^Wrong Type of Spam^

A study carried out in early 2008 by computer scientists from University of California, Berkeley and UC, San Diego (UCSD) reveals that spammers might not be on to such a good thing as was previously imagined. It also suggests that spammers may be vulnerable to attacks that make it more costly to send junk mail.

Despite the above statements it does suggest that a big-enough spamming operation can turn over a multi-million dollar profit nevertheless.

Spoof Spam

The team ran a fake-spamming operation as part of the Storm network, sending their own fake-spam through the tens of thousands of hijacked machines infiltrated by the Storm-worm from a number of proxy-bots that they created to act as conduits between the command and control system for Storm and the infected spam-relays. One of these fake-spam campaigns was a fake-pharmacy site which always returned an error message when potential buyers clicked a button to submit their credit card details, but nevertheless registered the number of hits.
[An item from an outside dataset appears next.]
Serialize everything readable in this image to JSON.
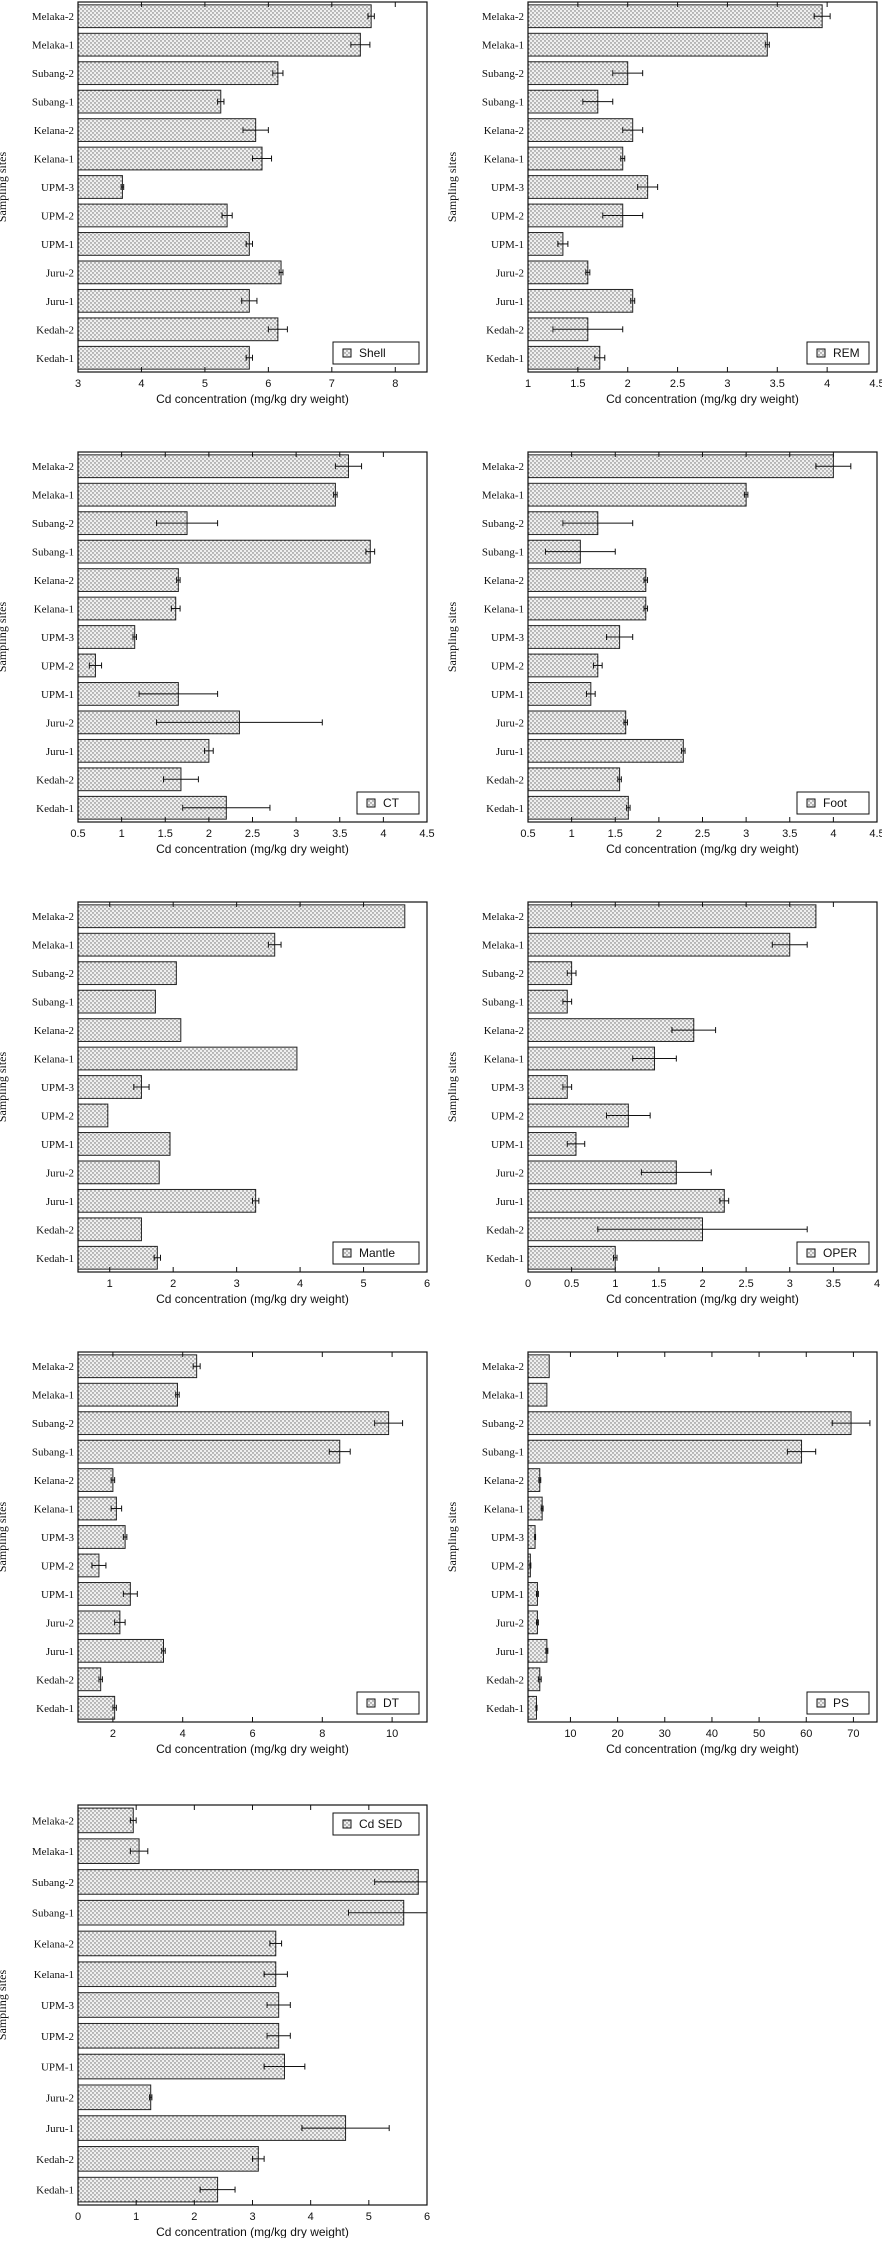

They sent out over 465,000,000 fake-spam emails; most of which contained links to the fake pharmacy site, the others mimicked the storm-worm’s self-spreading tactics.

Result?

"After 26 days, and almost 350 million e-mail messages, only 28 sales resulted," the researchers wrote.

That’s less than a 0.00001% response-rate – Well below the average of 2.15% reported by legitimate direct mail organisations.

"Taken together, these conversions would have resulted in revenues of $2,731.88—a bit over $100 a day for the measurement period," said the researchers.

Scaling this up to the full Storm network the researchers estimate that the controllers of the vast system are netting about $7,000 (£4,430) a day or more than $2m (£1.28m) per year.

Although these are good numbers and a sizable amount, it nevertheless suggests that spammers aren’t making as much capital from their operations as was previously estimated. 

The conclusion that the researchers arrived at was: "The profit margin for spam may be meager enough that spammers must be sensitive to the details of how their campaigns are run and are economically susceptible to new defences."

Challenge

Give me a first: Would any spammers like to break their silence and confirm or deny this? If you’re a genuine spammer you’ll be adept at spoofing your comment source and faking your email address so that you won’t get rumbled. (Pretend spammers need not answer this – even if they can hide their identity.)

What about you non-spammers; do you think the team’s findings are likely to be correct, or do you think that they, by an amazing chance, were left with a spurious result?